Gerald McRath

No. 51
- Position:: Linebacker

Personal information
- Born:: June 16, 1986 (age 39) Powder Springs, Georgia, U.S.
- Height:: 6 ft 3 in (1.91 m)
- Weight:: 231 lb (105 kg)

Career information
- High school:: McEachern (Powder Springs)
- College:: Southern Mississippi
- NFL draft:: 2009: 4th round, 130th pick

Career history
- Tennessee Titans (2009–2012);

Career highlights and awards
- Freshman All-American (2006); Conference USA Defensive P.O.Y. (2007); 2× First-team All-Conference USA (2007–2008); Third-team All-Conference USA (2006); Conference USA All-Freshman (2006);

Career NFL statistics
- Total tackles:: 120
- Sacks:: 1.5
- Interceptions:: 1
- Stats at Pro Football Reference

= Gerald McRath =

American football player (born 1986)

Gerald McRath (born June 16, 1986) is an American former professional football player who was a linebacker in the National Football League (NFL).

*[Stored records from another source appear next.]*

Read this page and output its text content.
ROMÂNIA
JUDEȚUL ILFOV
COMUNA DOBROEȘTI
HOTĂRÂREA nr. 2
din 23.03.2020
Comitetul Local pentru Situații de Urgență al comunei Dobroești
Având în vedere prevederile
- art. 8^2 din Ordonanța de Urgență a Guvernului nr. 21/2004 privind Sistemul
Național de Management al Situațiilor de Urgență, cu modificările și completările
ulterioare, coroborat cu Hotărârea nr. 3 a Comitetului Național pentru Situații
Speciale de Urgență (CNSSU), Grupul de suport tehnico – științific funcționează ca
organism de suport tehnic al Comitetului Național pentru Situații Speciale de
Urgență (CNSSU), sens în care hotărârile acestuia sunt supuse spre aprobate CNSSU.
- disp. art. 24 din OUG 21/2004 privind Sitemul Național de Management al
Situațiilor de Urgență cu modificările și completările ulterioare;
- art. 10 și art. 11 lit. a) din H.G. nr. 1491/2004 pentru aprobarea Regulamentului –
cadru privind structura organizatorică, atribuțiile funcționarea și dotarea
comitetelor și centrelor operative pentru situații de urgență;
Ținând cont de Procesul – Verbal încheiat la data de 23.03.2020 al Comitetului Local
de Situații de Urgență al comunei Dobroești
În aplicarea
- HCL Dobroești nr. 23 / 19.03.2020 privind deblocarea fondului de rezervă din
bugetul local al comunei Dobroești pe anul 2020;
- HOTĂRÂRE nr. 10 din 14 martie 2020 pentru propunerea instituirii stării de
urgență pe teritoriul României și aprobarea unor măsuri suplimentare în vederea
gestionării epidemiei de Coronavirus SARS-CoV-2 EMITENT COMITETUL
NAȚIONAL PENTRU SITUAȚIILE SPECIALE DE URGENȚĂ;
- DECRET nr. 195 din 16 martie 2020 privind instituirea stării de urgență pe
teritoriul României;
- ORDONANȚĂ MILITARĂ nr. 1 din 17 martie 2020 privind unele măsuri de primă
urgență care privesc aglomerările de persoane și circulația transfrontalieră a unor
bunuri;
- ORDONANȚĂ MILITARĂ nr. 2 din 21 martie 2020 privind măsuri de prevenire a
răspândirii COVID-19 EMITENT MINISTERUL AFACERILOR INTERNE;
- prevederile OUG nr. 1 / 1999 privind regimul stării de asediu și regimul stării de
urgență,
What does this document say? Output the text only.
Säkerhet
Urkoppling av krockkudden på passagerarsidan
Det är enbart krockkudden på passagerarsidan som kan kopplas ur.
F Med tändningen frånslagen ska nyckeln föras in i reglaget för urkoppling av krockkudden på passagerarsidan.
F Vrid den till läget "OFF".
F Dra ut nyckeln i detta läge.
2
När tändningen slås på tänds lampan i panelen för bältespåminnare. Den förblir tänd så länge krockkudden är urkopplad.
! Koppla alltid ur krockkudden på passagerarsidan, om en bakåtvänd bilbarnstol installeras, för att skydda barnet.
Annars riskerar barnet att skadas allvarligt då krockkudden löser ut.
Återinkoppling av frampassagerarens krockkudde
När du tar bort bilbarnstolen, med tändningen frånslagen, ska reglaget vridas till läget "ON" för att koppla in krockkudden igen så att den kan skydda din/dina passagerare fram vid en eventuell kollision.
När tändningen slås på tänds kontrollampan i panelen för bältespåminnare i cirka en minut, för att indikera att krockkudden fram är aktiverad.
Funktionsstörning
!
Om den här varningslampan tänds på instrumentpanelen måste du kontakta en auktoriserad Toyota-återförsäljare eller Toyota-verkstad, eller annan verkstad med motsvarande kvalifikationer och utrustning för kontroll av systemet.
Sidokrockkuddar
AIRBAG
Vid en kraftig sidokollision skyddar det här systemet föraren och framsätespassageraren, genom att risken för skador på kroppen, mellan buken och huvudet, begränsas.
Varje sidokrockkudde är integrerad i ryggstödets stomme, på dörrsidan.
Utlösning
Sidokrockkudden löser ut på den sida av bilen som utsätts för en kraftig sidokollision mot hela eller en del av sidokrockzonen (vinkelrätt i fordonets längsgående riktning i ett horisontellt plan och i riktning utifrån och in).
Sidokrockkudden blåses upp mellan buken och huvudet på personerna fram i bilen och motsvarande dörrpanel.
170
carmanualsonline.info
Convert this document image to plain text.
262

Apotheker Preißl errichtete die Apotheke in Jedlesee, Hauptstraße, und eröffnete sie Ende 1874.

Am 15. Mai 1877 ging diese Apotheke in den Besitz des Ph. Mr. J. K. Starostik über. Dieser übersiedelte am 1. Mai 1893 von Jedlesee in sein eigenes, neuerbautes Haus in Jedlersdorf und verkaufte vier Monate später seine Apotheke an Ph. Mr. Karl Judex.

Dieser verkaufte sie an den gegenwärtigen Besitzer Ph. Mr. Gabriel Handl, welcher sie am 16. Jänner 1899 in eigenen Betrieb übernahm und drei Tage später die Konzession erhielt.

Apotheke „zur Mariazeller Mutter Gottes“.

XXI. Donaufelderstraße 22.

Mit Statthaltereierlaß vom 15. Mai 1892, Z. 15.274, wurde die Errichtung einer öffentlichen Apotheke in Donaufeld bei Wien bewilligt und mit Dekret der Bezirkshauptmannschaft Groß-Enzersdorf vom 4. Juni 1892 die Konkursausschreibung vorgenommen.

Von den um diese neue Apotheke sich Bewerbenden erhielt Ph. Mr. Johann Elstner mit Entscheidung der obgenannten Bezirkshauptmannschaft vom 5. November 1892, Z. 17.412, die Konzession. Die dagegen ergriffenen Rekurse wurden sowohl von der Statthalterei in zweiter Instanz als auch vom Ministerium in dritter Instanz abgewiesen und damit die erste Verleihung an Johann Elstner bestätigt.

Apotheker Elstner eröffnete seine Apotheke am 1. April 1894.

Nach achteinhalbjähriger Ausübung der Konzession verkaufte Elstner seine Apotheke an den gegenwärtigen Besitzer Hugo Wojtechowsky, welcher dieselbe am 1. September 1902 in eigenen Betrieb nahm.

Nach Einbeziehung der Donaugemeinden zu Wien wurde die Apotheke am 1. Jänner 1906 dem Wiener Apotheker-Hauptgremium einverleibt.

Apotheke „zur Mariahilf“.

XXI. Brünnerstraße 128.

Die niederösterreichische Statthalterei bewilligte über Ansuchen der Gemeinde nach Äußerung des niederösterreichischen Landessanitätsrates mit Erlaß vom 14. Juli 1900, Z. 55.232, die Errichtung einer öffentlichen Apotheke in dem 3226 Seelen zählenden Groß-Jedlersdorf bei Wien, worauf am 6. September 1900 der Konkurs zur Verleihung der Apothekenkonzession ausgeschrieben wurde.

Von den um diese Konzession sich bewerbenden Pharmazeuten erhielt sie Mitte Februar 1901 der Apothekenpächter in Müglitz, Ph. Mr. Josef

He played college football for the Southern Miss Golden Eagles and was selected by the Tennessee Titans in the fourth round of the 2009 NFL draft.

==Early life==
He played high school football at McEachern High School in Powder Springs.

==Professional career==
McRath ran a 4.59 sec 40-yard dash, best among linebackers in the 2009 NFL draft.

McRath was suspended for the first four games of the 2010 season for violating NFL policy on performance-enhancing substances.

==Coaching career==
McRath is currently an assistant defensive coach at Maple Wood High School in Nashville, Tennessee.